Alan rubbed at the greying bristle on his chin. ‘There was some woman that she couldn’t stand. Called her Agatha Christie on cocaine. Then there was him.’
Henley stopped writing. ‘Him?’
‘I can’t remember his name. But he used to phone her all the time. I took a look at her phone and I saw the text messages from him.’
‘Was she sleeping with him?’
‘She denied it, but the things that he was saying. You don’t talk that way unless you’ve been intimate. Do you know what I mean?’

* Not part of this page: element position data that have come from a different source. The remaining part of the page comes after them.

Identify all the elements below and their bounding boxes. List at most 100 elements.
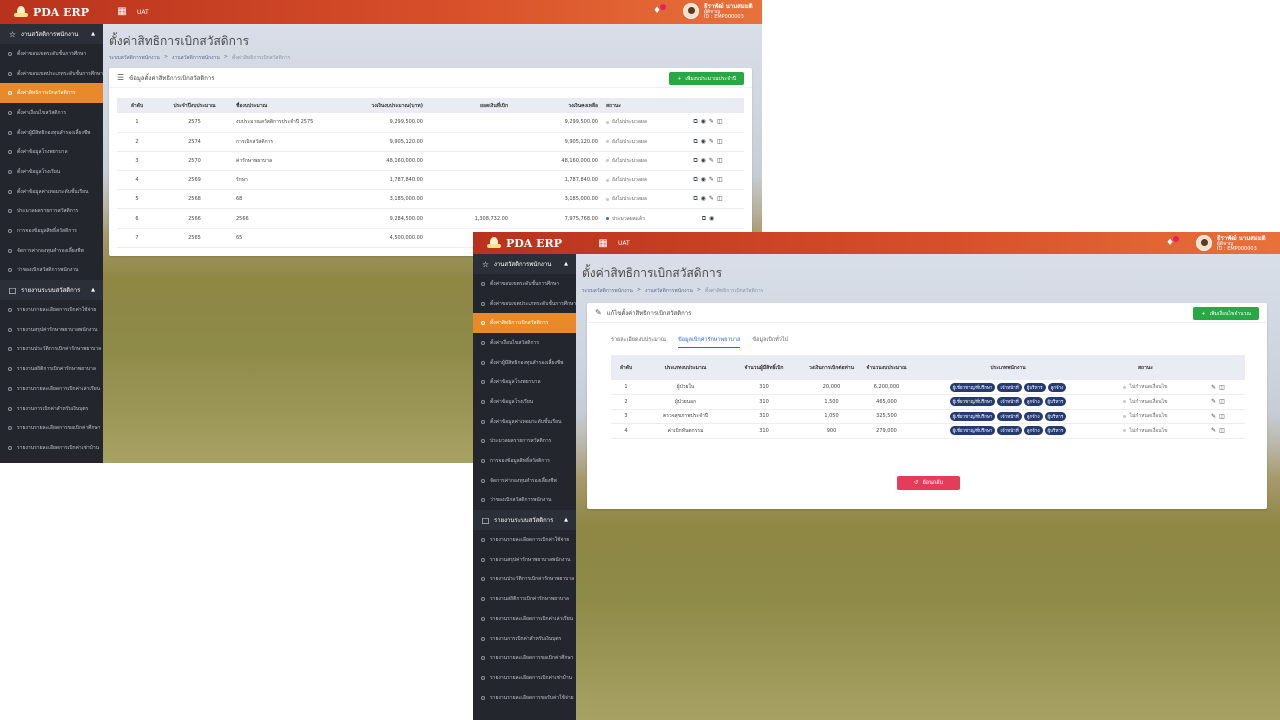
sidebar-item[interactable]: ตั้งค่าผู้มีสิทธิกองทุนสำรองเลี้ยงชีพ: [0, 123, 103, 143]
sidebar-item[interactable]: ตั้งค่าข้อมูลโรงพยาบาล: [473, 372, 576, 392]
sidebar-report-item[interactable]: รายงานการเบิกค่าสำหรับเงินบุตร: [473, 629, 576, 649]
sidebar-item[interactable]: ตั้งค่าข้อมูลค่าเทอมระดับชั้นเรียน: [0, 182, 103, 202]
add-budget-button[interactable]: + เพิ่มงบประมาณประจำปี: [669, 72, 744, 85]
bell-icon[interactable]: ♦: [1165, 236, 1179, 249]
sidebar-report-item[interactable]: รายงานรายละเอียดการเบิกค่าเช่าบ้าน: [0, 438, 103, 458]
sidebar-item[interactable]: จัดการค่ากองทุนสำรองเลี้ยงชีพ: [473, 471, 576, 491]
sidebar-item[interactable]: ตั้งค่าขอบเขตระดับชั้นการศึกษา: [0, 44, 103, 64]
edit-icon[interactable]: ✎: [709, 176, 714, 184]
sidebar-report-item[interactable]: รายงานสถิติการเบิกค่ารักษาพยาบาล: [0, 359, 103, 379]
table-row[interactable]: 4 2569 รักษา 1,787,840.00 1,787,840.00 ยังไม…: [117, 170, 744, 191]
sidebar-report-item[interactable]: รายงานประวัติการเบิกค่ารักษาพยาบาล: [473, 570, 576, 590]
sidebar-item[interactable]: ว่าของเบิกสวัสดิการพนักงาน: [473, 491, 576, 511]
breadcrumb-item[interactable]: งานสวัสดิการพนักงาน: [645, 287, 693, 295]
apps-grid-icon[interactable]: ▦: [595, 236, 611, 250]
back-button[interactable]: ↺ ย้อนกลับ: [897, 476, 960, 490]
sidebar-group-reports[interactable]: □ รายงานระบบสวัสดิการ ▲: [473, 510, 576, 531]
edit-icon[interactable]: ✎: [709, 118, 714, 126]
sidebar-item[interactable]: ตั้งค่าเงื่อนไขสวัสดิการ: [473, 333, 576, 353]
eye-icon[interactable]: ◉: [701, 176, 706, 184]
sidebar-report-item[interactable]: รายงานสรุปค่ารักษาพยาบาลพนักงาน: [473, 550, 576, 570]
sidebar-report-item[interactable]: รายงานรายละเอียดการขอเบิกค่าศึกษา: [0, 418, 103, 438]
table-row[interactable]: 1 2575 งบประมาณสวัสดิการประจำปี 2575 9,299,…: [117, 113, 744, 133]
copy-icon[interactable]: ⧉: [693, 118, 697, 126]
sidebar-item[interactable]: ตั้งค่าข้อมูลโรงเรียน: [0, 162, 103, 182]
sidebar-item[interactable]: การจองข้อมูลสิทธิ์สวัสดิการ: [473, 451, 576, 471]
tab-general[interactable]: ข้อมูลเบิกทั่วไป: [752, 336, 788, 348]
copy-icon[interactable]: ⧉: [693, 176, 697, 184]
trash-icon[interactable]: ◫: [1219, 384, 1225, 391]
edit-icon[interactable]: ✎: [1211, 398, 1216, 405]
avatar[interactable]: [683, 3, 699, 19]
sidebar-report-item[interactable]: รายงานประวัติการเบิกค่ารักษาพยาบาล: [0, 340, 103, 360]
bell-icon[interactable]: ♦: [652, 4, 666, 17]
copy-icon[interactable]: ⧉: [693, 157, 697, 165]
sidebar-item[interactable]: ตั้งค่าขอบเขตประเภทระดับชั้นการศึกษา: [0, 64, 103, 84]
sidebar-report-item[interactable]: รายงานรายละเอียดการเบิกค่าใช้จ่าย: [473, 530, 576, 550]
eye-icon[interactable]: ◉: [709, 215, 714, 223]
sidebar-item[interactable]: ตั้งค่าขอบเขตระดับชั้นการศึกษา: [473, 274, 576, 294]
sidebar-report-item[interactable]: รายงานรายละเอียดการเบิกค่าเช่าบ้าน: [473, 668, 576, 688]
add-condition-button[interactable]: + เพิ่มเงื่อนไขจำนวณ: [1193, 307, 1259, 320]
table-row[interactable]: 2 ผู้ป่วยนอก 310 1,500 465,000 ผู้เชี่ยวชาญ/…: [611, 394, 1245, 410]
avatar[interactable]: [1196, 235, 1212, 251]
eye-icon[interactable]: ◉: [701, 138, 706, 146]
apps-grid-icon[interactable]: ▦: [114, 4, 130, 18]
eye-icon[interactable]: ◉: [701, 195, 706, 203]
sidebar-item[interactable]: การจองข้อมูลสิทธิ์สวัสดิการ: [0, 221, 103, 241]
breadcrumb-item[interactable]: ระบบสวัสดิการพนักงาน: [582, 287, 633, 295]
sidebar-report-item[interactable]: รายงานรายละเอียดการขอรับค่าใช้จ่าย: [0, 458, 103, 463]
trash-icon[interactable]: ◫: [717, 157, 723, 165]
tab-medical[interactable]: ข้อมูลเบิกค่ารักษาพยาบาล: [677, 336, 741, 348]
table-row[interactable]: 4 ค่าเบิกทันตกรรม 310 900 279,000 ผู้เชี่ยวช…: [611, 423, 1245, 439]
eye-icon[interactable]: ◉: [701, 157, 706, 165]
edit-icon[interactable]: ✎: [709, 195, 714, 203]
sidebar-report-item[interactable]: รายงานรายละเอียดการขอรับค่าใช้จ่าย: [473, 688, 576, 708]
trash-icon[interactable]: ◫: [717, 195, 723, 203]
sidebar-item[interactable]: ตั้งค่าข้อมูลค่าเทอมระดับชั้นเรียน: [473, 412, 576, 432]
brand-logo[interactable]: PDA ERP: [0, 0, 103, 24]
trash-icon[interactable]: ◫: [717, 176, 723, 184]
sidebar-item[interactable]: ตั้งค่าผู้มีสิทธิกองทุนสำรองเลี้ยงชีพ: [473, 353, 576, 373]
sidebar-group-reports[interactable]: □ รายงานระบบสวัสดิการ ▲: [0, 280, 103, 301]
breadcrumb-item[interactable]: ระบบสวัสดิการพนักงาน: [109, 54, 160, 62]
user-info[interactable]: ธีราพัฒ์ นามสมมติ ผู้ดิจาญ ID : EMP00000…: [1217, 235, 1266, 252]
table-row[interactable]: 3 ตรวจสุขภาพประจำปี 310 1,050 325,500 ผู้เชี…: [611, 409, 1245, 424]
trash-icon[interactable]: ◫: [1219, 398, 1225, 405]
sidebar-item[interactable]: ตั้งค่าข้อมูลโรงพยาบาล: [0, 142, 103, 162]
brand-logo[interactable]: PDA ERP: [473, 232, 576, 254]
copy-icon[interactable]: ⧉: [702, 215, 706, 223]
edit-icon[interactable]: ✎: [1211, 413, 1216, 420]
tab-budget-details[interactable]: รายละเอียดงบประมาณ: [611, 336, 666, 348]
sidebar-report-item[interactable]: รายงานรายละเอียดการเบิกค่าใช้จ่าย: [0, 300, 103, 320]
sidebar-report-item[interactable]: รายงานสรุปค่ารักษาพยาบาลพนักงาน: [0, 320, 103, 340]
table-row[interactable]: 5 2568 68 3,185,000.00 3,185,000.00 ยังไม่ปร…: [117, 189, 744, 210]
trash-icon[interactable]: ◫: [1219, 427, 1225, 434]
sidebar-report-item[interactable]: รายงานรายละเอียดการขอเบิกค่าศึกษา: [473, 648, 576, 668]
copy-icon[interactable]: ⧉: [693, 138, 697, 146]
sidebar-report-item[interactable]: รายงานสถิติการเบิกค่ารักษาพยาบาล: [473, 589, 576, 609]
sidebar-item[interactable]: จัดการค่ากองทุนสำรองเลี้ยงชีพ: [0, 241, 103, 261]
sidebar-item[interactable]: ตั้งค่าขอบเขตประเภทระดับชั้นการศึกษา: [473, 294, 576, 314]
sidebar-report-item[interactable]: รายงานรายละเอียดการเบิกค่าเล่าเรียน: [0, 379, 103, 399]
sidebar-report-item[interactable]: รายงานการเบิกค่าสำหรับเงินบุตร: [0, 399, 103, 419]
sidebar-group-welfare[interactable]: ☆ งานสวัสดิการพนักงาน ▲: [473, 254, 576, 274]
user-info[interactable]: ธีราพัฒ์ นามสมมติ ผู้ดิจาญ ID : EMP00000…: [704, 3, 753, 20]
sidebar-item[interactable]: ตั้งค่าเงื่อนไขสวัสดิการ: [0, 103, 103, 123]
sidebar-item-active[interactable]: ตั้งค่าสิทธิการเบิกสวัสดิการ: [0, 83, 103, 104]
sidebar-group-welfare[interactable]: ☆ งานสวัสดิการพนักงาน ▲: [0, 24, 103, 44]
trash-icon[interactable]: ◫: [1219, 413, 1225, 420]
edit-icon[interactable]: ✎: [709, 138, 714, 146]
table-row[interactable]: 6 2566 2566 9,284,500.00 1,308,732.00 7,975,7…: [117, 208, 744, 229]
edit-icon[interactable]: ✎: [1211, 427, 1216, 434]
sidebar-item[interactable]: ประมวลผลรายการสวัสดิการ: [473, 432, 576, 452]
trash-icon[interactable]: ◫: [717, 138, 723, 146]
sidebar-item[interactable]: ว่าของเบิกสวัสดิการพนักงาน: [0, 261, 103, 281]
sidebar-item[interactable]: ตั้งค่าข้อมูลโรงเรียน: [473, 392, 576, 412]
edit-icon[interactable]: ✎: [709, 157, 714, 165]
edit-icon[interactable]: ✎: [1211, 384, 1216, 391]
sidebar-item[interactable]: ประมวลผลรายการสวัสดิการ: [0, 202, 103, 222]
sidebar-report-item[interactable]: รายงานรายละเอียดการเบิกค่าเล่าเรียน: [473, 609, 576, 629]
table-row[interactable]: 3 2570 ค่ารักษาพยาบาล 48,160,000.00 48,160,0…: [117, 151, 744, 172]
trash-icon[interactable]: ◫: [717, 118, 723, 126]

‘Can you remember his name?’
Alan shook his head. ‘Nah.’ He glanced down at his watch. ‘How much longer is this going to take?’
‘I’m nearly done. I just need your permission.’
‘Permission for what?’
‘To exhume your wife’s body.’
Alan’s face paled. ‘What the fuck for?’
‘We believe that her murder might be connected to a series of murders that the SCU is currently investigating.’
‘You want to dig her up?’ He shook his head in disbelief, the cigarette smouldering away between his fingers. ‘And you think that this same person killed my Carole?’
‘It’s a possibility, but we can’t be sure until we—’
‘Dig her up?’
Henley nodded. ‘I’m sorry.’
‘What you apologising for? You didn’t kill her.’ Alan stamped out the cigarette on the bench and flicked the butt towards the pond. He breathed out so sharply that it sounded like a whistle. ‘Fine. Do it. Do what you need to do. As long as it puts me in the clear, you can dig her up.’